Dr. Tifphane Riley has over 20 years of experience in the social services field and is now Deputy Chief of Programs at Sasha Bruce, an organization that provides services to youth in D.C. to find safe homes and strengthen family relationships. In addition to an increase in requests for services, she said the pandemic caused more children to recognize how their social environment impacted their mood.


The pandemic was especially hard for children with unstable homes who lost most of their social and extracurricular opportunities due to lockdown orders.


“[Kids] never realized how draining dinner time was, because they had been so busy with sports teams and clubs,” Riley said, discussing how the pandemic changed family dynamics.

Whereas before the pandemic, kids’ time and thoughts were preoccupied with school, sports or social activities, the pandemic woke many children up to the abuse that had been surrounding them.


“They were thrown into these conversations that they didn’t want to be a part of. They were there to bear witness to the arguing of their parents. They were there to, essentially, be someone who was gaslit about feeling uncomfortable about all the yelling, whereas typically they wouldn’t have even been home to hear some of that,” she said.


Aftermath


After moving from home and attending college, Angel now advocates for other survivors in her career. She creates and conducts training for people who are working with survivors and helps victims find resources at an organization in Maryland.
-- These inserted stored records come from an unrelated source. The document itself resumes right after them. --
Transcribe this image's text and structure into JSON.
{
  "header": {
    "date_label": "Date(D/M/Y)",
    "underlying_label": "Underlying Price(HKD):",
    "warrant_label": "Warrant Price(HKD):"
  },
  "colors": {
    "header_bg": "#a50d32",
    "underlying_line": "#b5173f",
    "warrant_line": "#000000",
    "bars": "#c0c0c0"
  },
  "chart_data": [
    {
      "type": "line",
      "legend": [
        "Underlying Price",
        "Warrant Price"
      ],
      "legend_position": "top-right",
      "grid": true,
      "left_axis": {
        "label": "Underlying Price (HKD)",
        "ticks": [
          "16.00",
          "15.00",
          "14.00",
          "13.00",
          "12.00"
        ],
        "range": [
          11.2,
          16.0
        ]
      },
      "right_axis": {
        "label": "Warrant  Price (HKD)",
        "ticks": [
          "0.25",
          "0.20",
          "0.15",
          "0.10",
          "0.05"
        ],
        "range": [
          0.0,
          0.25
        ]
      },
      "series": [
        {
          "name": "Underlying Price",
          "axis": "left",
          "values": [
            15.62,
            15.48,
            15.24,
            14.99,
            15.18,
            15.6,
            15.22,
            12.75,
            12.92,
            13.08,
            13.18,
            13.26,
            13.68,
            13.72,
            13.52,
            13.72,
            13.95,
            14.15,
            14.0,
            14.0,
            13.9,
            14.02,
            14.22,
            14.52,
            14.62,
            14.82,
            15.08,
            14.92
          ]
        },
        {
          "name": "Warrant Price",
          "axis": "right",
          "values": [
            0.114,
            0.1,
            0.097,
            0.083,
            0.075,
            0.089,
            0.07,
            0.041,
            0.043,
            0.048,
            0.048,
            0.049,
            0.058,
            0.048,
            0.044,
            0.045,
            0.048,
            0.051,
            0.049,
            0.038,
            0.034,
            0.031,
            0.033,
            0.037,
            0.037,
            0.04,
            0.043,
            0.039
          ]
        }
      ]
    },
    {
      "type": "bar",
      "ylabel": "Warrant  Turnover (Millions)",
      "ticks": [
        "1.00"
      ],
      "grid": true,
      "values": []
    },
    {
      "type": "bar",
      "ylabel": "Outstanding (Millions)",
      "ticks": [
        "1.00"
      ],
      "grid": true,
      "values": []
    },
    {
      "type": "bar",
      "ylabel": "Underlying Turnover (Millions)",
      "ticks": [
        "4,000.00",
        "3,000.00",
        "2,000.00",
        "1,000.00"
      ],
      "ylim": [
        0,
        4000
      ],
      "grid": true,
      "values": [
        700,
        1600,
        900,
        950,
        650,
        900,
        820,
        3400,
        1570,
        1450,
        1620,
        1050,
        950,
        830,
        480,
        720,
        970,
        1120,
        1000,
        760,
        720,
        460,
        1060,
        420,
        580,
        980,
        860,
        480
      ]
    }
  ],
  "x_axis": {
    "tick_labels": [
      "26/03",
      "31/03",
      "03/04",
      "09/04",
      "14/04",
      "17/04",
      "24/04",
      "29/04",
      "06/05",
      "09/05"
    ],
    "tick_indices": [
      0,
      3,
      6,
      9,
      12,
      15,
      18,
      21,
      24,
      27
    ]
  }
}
She said that she does not come into a lot of contact with other secondary survivors in her work and reported a gap in services that specifically treat the needs of secondary survivors, consistent with what other sources reported.


“There needs to be more resources out there,” she said.


Growing up, Angel was so focused on keeping herself and her siblings safe that she never really processed what she was going through. Now, as adults, she and her sister talk about their childhood, trying to piece together their experiences. It is validating in a way, she explained, to share similar memories with her sister.


“No child should have to be shielding their sibling from fights at home and nobody should have to go through this growing up. It was really hard,” she said.